Once new metadata has been created and distributed to all remote providers, the old wallet can be deleted and Oracle Identity Federation will use the newly uploaded wallet for all subsequent transactions.

This section contains these topics:

• Signing and Encryption Passwords

• Replacing a Signing or Encryption Wallet

8.2.1 Signing and Encryption Passwords

As of 11g Release 1 (11.1.1) Patch Set 3, the keystore (signing key) password and the encryption key password do not need to be the same.
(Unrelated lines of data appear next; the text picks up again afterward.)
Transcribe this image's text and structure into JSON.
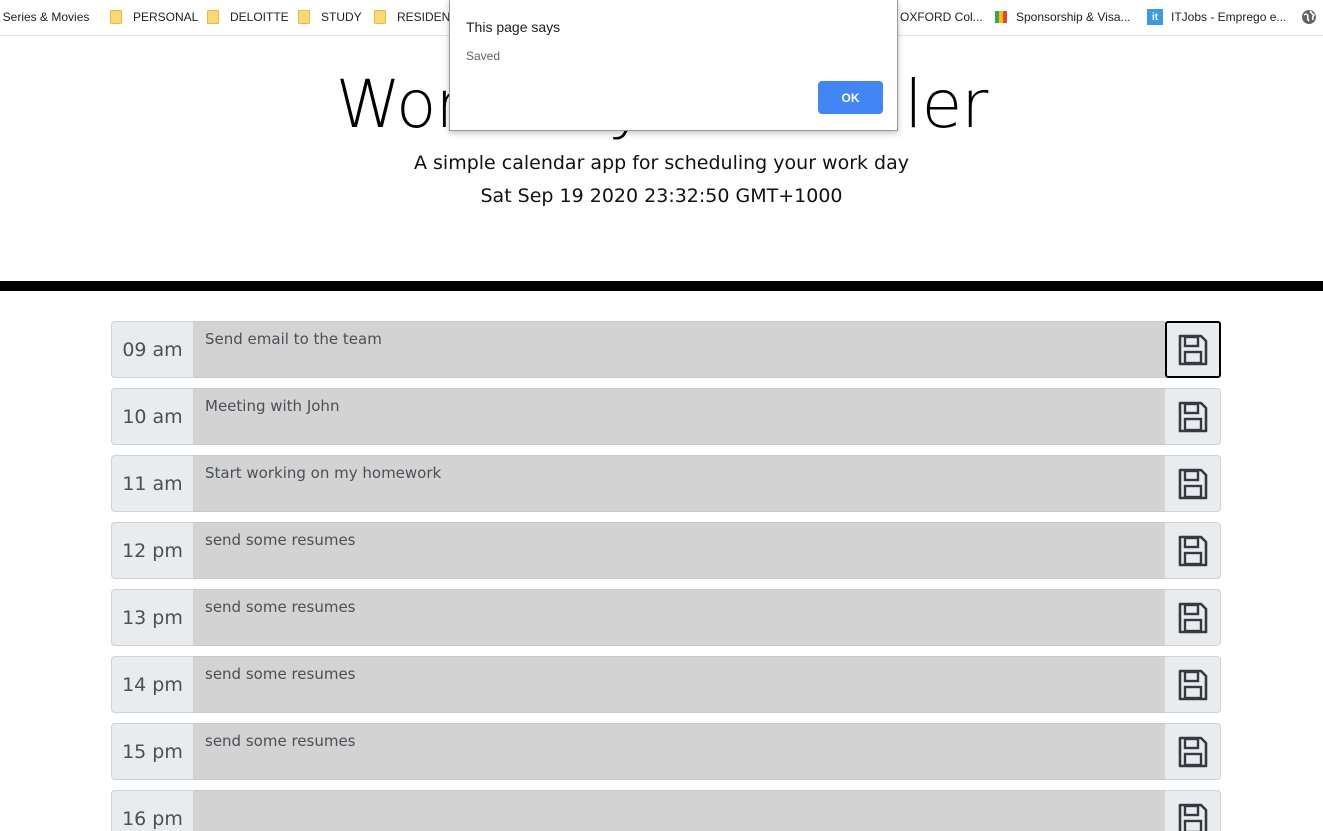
{
  "bookmarks": [
    {
      "label": "/ Series & Movies",
      "icon": "none"
    },
    {
      "label": "PERSONAL",
      "icon": "folder-icon"
    },
    {
      "label": "DELOITTE",
      "icon": "folder-icon"
    },
    {
      "label": "STUDY",
      "icon": "folder-icon"
    },
    {
      "label": "RESIDENC",
      "icon": "folder-icon"
    },
    {
      "label": "OXFORD Col...",
      "icon": "none"
    },
    {
      "label": "Sponsorship & Visa...",
      "icon": "multicolor-favicon"
    },
    {
      "label": "ITJobs - Emprego e...",
      "icon": "it-favicon"
    }
  ],
  "header": {
    "title": "Work Day Scheduler",
    "lead": "A simple calendar app for scheduling your work day",
    "current_day": "Sat Sep 19 2020 23:32:50 GMT+1000"
  },
  "time_blocks": [
    {
      "hour": "09 am",
      "description": "Send email to the team"
    },
    {
      "hour": "10 am",
      "description": "Meeting with John"
    },
    {
      "hour": "11 am",
      "description": "Start working on my homework"
    },
    {
      "hour": "12 pm",
      "description": "send some resumes"
    },
    {
      "hour": "13 pm",
      "description": "send some resumes"
    },
    {
      "hour": "14 pm",
      "description": "send some resumes"
    },
    {
      "hour": "15 pm",
      "description": "send some resumes"
    },
    {
      "hour": "16 pm",
      "description": ""
    }
  ],
  "dialog": {
    "title": "This page says",
    "message": "Saved",
    "ok_label": "OK"
  },
  "colors": {
    "past_block": "#d3d3d3",
    "hour_bg": "#e9ecef",
    "divider": "#000000",
    "ok_button": "#4285f4",
    "folder": "#fbd776"
  }
}
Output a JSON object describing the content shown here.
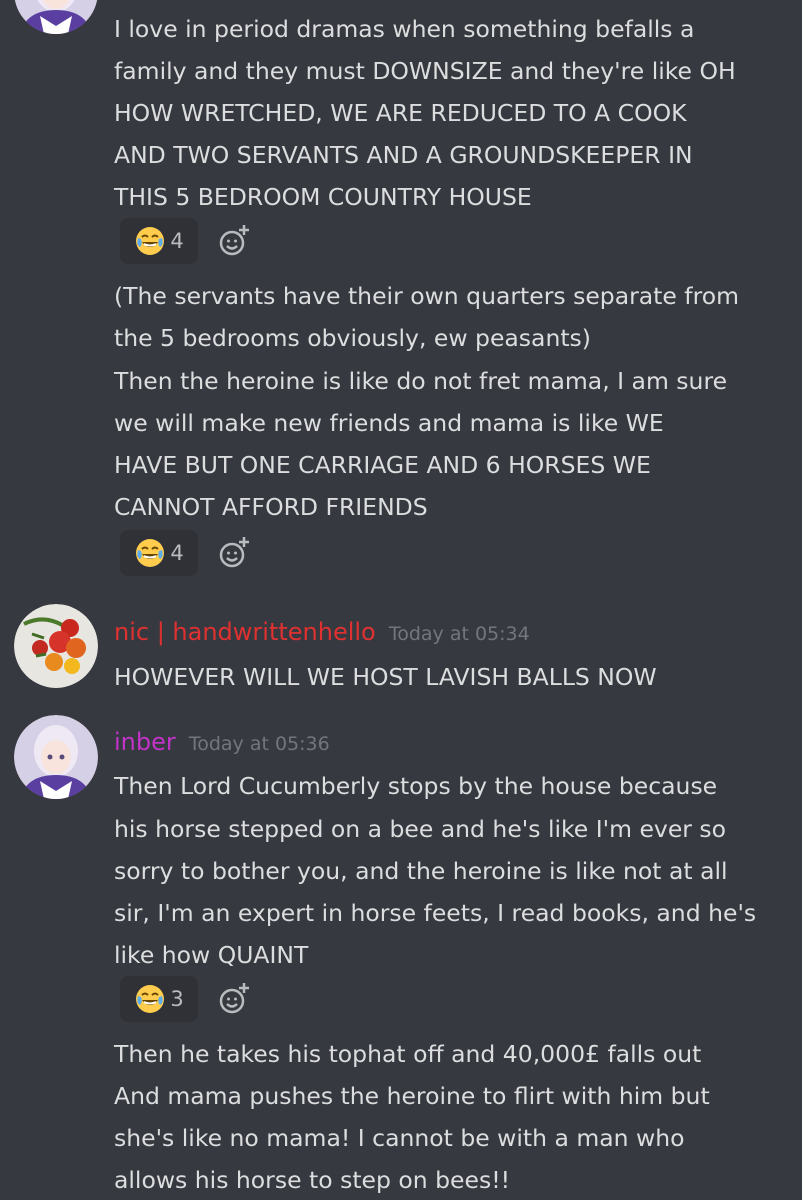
{
  "messages": [
    {
      "lines": [
        "I love in period dramas when something befalls a",
        "family and they must DOWNSIZE and they're like OH",
        "HOW WRETCHED, WE ARE REDUCED TO A COOK",
        "AND TWO SERVANTS AND A GROUNDSKEEPER IN",
        "THIS 5 BEDROOM COUNTRY HOUSE"
      ],
      "reaction": {
        "emoji": "joy-emoji",
        "count": "4"
      }
    },
    {
      "lines": [
        "(The servants have their own quarters separate from",
        "the 5 bedrooms obviously, ew peasants)",
        "Then the heroine is like do not fret mama, I am sure",
        "we will make new friends and mama is like WE",
        "HAVE BUT ONE CARRIAGE AND 6 HORSES WE",
        "CANNOT AFFORD FRIENDS"
      ],
      "reaction": {
        "emoji": "joy-emoji",
        "count": "4"
      }
    },
    {
      "author": "nic | handwrittenhello",
      "author_color": "#e03131",
      "timestamp": "Today at 05:34",
      "lines": [
        "HOWEVER WILL WE HOST LAVISH BALLS NOW"
      ]
    },
    {
      "author": "inber",
      "author_color": "#c034c8",
      "timestamp": "Today at 05:36",
      "lines": [
        "Then Lord Cucumberly stops by the house because",
        "his horse stepped on a bee and he's like I'm ever so",
        "sorry to bother you, and the heroine is like not at all",
        "sir, I'm an expert in horse feets, I read books, and he's",
        "like how QUAINT"
      ],
      "reaction": {
        "emoji": "joy-emoji",
        "count": "3"
      }
    },
    {
      "lines": [
        "Then he takes his tophat off and 40,000£ falls out",
        "And mama pushes the heroine to flirt with him but",
        "she's like no mama! I cannot be with a man who",
        "allows his horse to step on bees!!"
      ]
    }
  ],
  "icons": {
    "add_reaction": "add-reaction-icon",
    "avatar_inber": "anime-avatar",
    "avatar_nic": "tomato-avatar"
  },
  "colors": {
    "background": "#36393f",
    "text": "#dcddde",
    "timestamp": "#72767d",
    "reaction_bg": "#2f3136"
  }
}
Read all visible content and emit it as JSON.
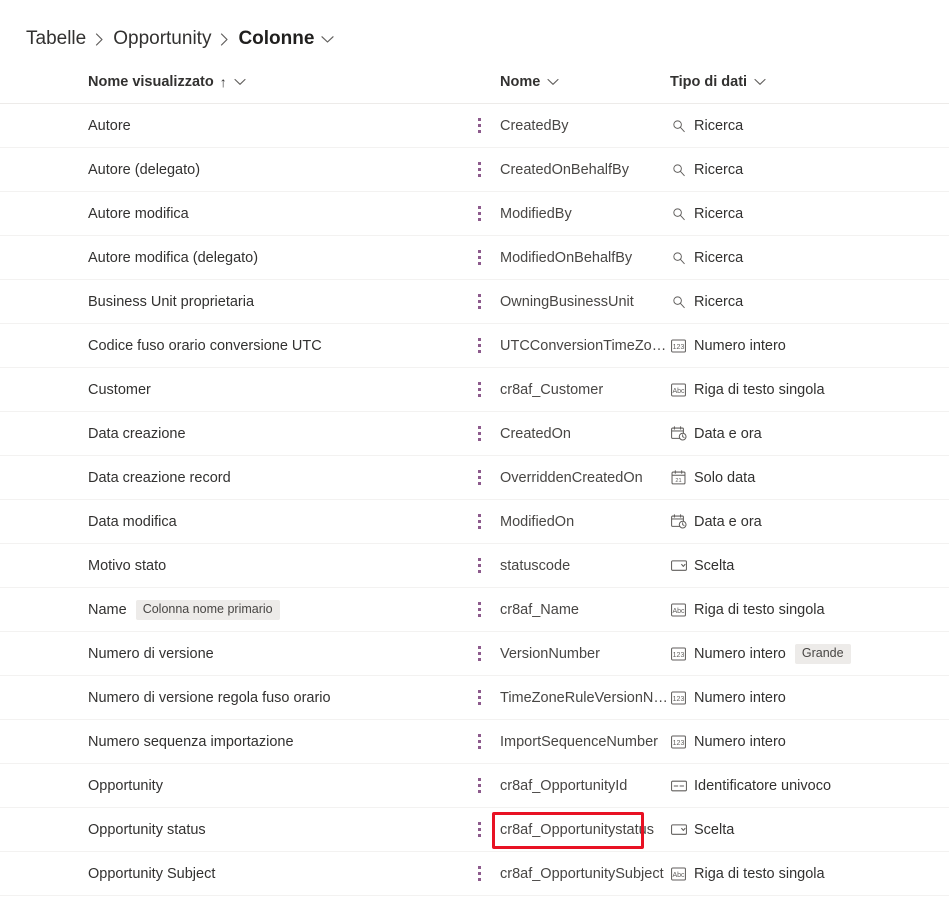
{
  "breadcrumb": {
    "items": [
      {
        "label": "Tabelle",
        "current": false
      },
      {
        "label": "Opportunity",
        "current": false
      },
      {
        "label": "Colonne",
        "current": true
      }
    ],
    "separator": "›",
    "caret": "⌄"
  },
  "table": {
    "columns": [
      {
        "key": "display_name",
        "label": "Nome visualizzato",
        "sorted": true,
        "sort_arrow": "↑",
        "caret": "⌄"
      },
      {
        "key": "name",
        "label": "Nome",
        "sorted": false,
        "caret": "⌄"
      },
      {
        "key": "data_type",
        "label": "Tipo di dati",
        "sorted": false,
        "caret": "⌄"
      }
    ],
    "row_menu_icon": "more-vertical-icon",
    "rows": [
      {
        "display_name": "Autore",
        "badge": "",
        "name": "CreatedBy",
        "data_type": "Ricerca",
        "icon": "search-icon"
      },
      {
        "display_name": "Autore (delegato)",
        "badge": "",
        "name": "CreatedOnBehalfBy",
        "data_type": "Ricerca",
        "icon": "search-icon"
      },
      {
        "display_name": "Autore modifica",
        "badge": "",
        "name": "ModifiedBy",
        "data_type": "Ricerca",
        "icon": "search-icon"
      },
      {
        "display_name": "Autore modifica (delegato)",
        "badge": "",
        "name": "ModifiedOnBehalfBy",
        "data_type": "Ricerca",
        "icon": "search-icon"
      },
      {
        "display_name": "Business Unit proprietaria",
        "badge": "",
        "name": "OwningBusinessUnit",
        "data_type": "Ricerca",
        "icon": "search-icon"
      },
      {
        "display_name": "Codice fuso orario conversione UTC",
        "badge": "",
        "name": "UTCConversionTimeZoneC…",
        "data_type": "Numero intero",
        "icon": "number-icon"
      },
      {
        "display_name": "Customer",
        "badge": "",
        "name": "cr8af_Customer",
        "data_type": "Riga di testo singola",
        "icon": "text-icon"
      },
      {
        "display_name": "Data creazione",
        "badge": "",
        "name": "CreatedOn",
        "data_type": "Data e ora",
        "icon": "datetime-icon"
      },
      {
        "display_name": "Data creazione record",
        "badge": "",
        "name": "OverriddenCreatedOn",
        "data_type": "Solo data",
        "icon": "calendar-icon"
      },
      {
        "display_name": "Data modifica",
        "badge": "",
        "name": "ModifiedOn",
        "data_type": "Data e ora",
        "icon": "datetime-icon"
      },
      {
        "display_name": "Motivo stato",
        "badge": "",
        "name": "statuscode",
        "data_type": "Scelta",
        "icon": "choice-icon"
      },
      {
        "display_name": "Name",
        "badge": "Colonna nome primario",
        "name": "cr8af_Name",
        "data_type": "Riga di testo singola",
        "icon": "text-icon"
      },
      {
        "display_name": "Numero di versione",
        "badge": "",
        "name": "VersionNumber",
        "data_type": "Numero intero",
        "icon": "number-icon",
        "type_badge": "Grande"
      },
      {
        "display_name": "Numero di versione regola fuso orario",
        "badge": "",
        "name": "TimeZoneRuleVersionNum…",
        "data_type": "Numero intero",
        "icon": "number-icon"
      },
      {
        "display_name": "Numero sequenza importazione",
        "badge": "",
        "name": "ImportSequenceNumber",
        "data_type": "Numero intero",
        "icon": "number-icon"
      },
      {
        "display_name": "Opportunity",
        "badge": "",
        "name": "cr8af_OpportunityId",
        "data_type": "Identificatore univoco",
        "icon": "guid-icon"
      },
      {
        "display_name": "Opportunity status",
        "badge": "",
        "name": "cr8af_Opportunitystatus",
        "data_type": "Scelta",
        "icon": "choice-icon",
        "highlighted": true
      },
      {
        "display_name": "Opportunity Subject",
        "badge": "",
        "name": "cr8af_OpportunitySubject",
        "data_type": "Riga di testo singola",
        "icon": "text-icon"
      }
    ]
  },
  "annotation": {
    "highlight_color": "#e81123",
    "highlight_target": "cr8af_Opportunitystatus"
  }
}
The treatment of passwords is as follows:

• You can configure distinct store password and key password.

• If not configured, the key password is assumed to be the same as the store password.

See Also:

Managing Keystores, Wallets, and Certificates in the Oracle Fusion Middleware Administrator's Guide for details about keystore management.

8.2.2 Replacing a Signing or Encryption Wallet

Follow these steps when replacing a signing or encryption wallet:

1. Upload the new wallet.

   1. Log in to Fusion Middleware Control and navigate to the Oracle Identity Federation instance.

   2. Navigate to Administration, then Security and Trust.

   3. In the Wallets tab, click Update.

   4. Check the Update checkbox for the wallet you want to update.

   5. Select the keystore type, wallet location, password, and alias.

   6. Click OK.

2. Generate and distribute new metadata.

   1. Log in to Fusion Middleware Control and navigate to the Oracle Identity Federation instance.

   2. Navigate to Administration, then Security and Trust.

   3. In the Provider Metadata tab, under the Generate Metadata section, select the provider type and the protocol of the metadata to be generated, and click Generate.

   4. Save the generated metadata.

   5. Distribute the generated metadata to all remote peer providers.

3. Delete the old wallet.

   1. Log in to Fusion Middleware Control and navigate to the Oracle Identity Federation instance.

   2. Navigate to Administration, then Security and Trust.

   3. In the Wallets tab, click Update.

   4. In the wallet that you have updated, click Delete old Wallet.

8.3 Setting up JCE Policy Files for Oracle WebLogic Server

By default, Oracle Identity Federation supports low-strength cryptographic key sizes for encryption/decryption operations such as XML encryption.

In order to use strong symmetric encryption algorithms, such as AES-256, you need to modify the JVM to include the Java Cryptography Extension (JCE) Unlimited Strength Jurisdiction policy.

Take these steps:

1. Download Java Cryptography Extension (JCE) Unlimited Strength Jurisdiction policy files from this URL:

   http://www.oracle.com/technetwork/java/javase/downloads/index.html
   

2. Unzip the files in all the $JAVA_HOME/jre/lib/security directories located under the $BEA_HOME folder (to find those directories, look for US_export_policy.jar files). For every $JAVA_HOME/jre/lib/security directory, overwrite the default low strength local_policy.jar and US_export_policy.jar files with the ones provided by Oracle.

3. Restart the administration server and the managed server where Oracle Identity Federation is running.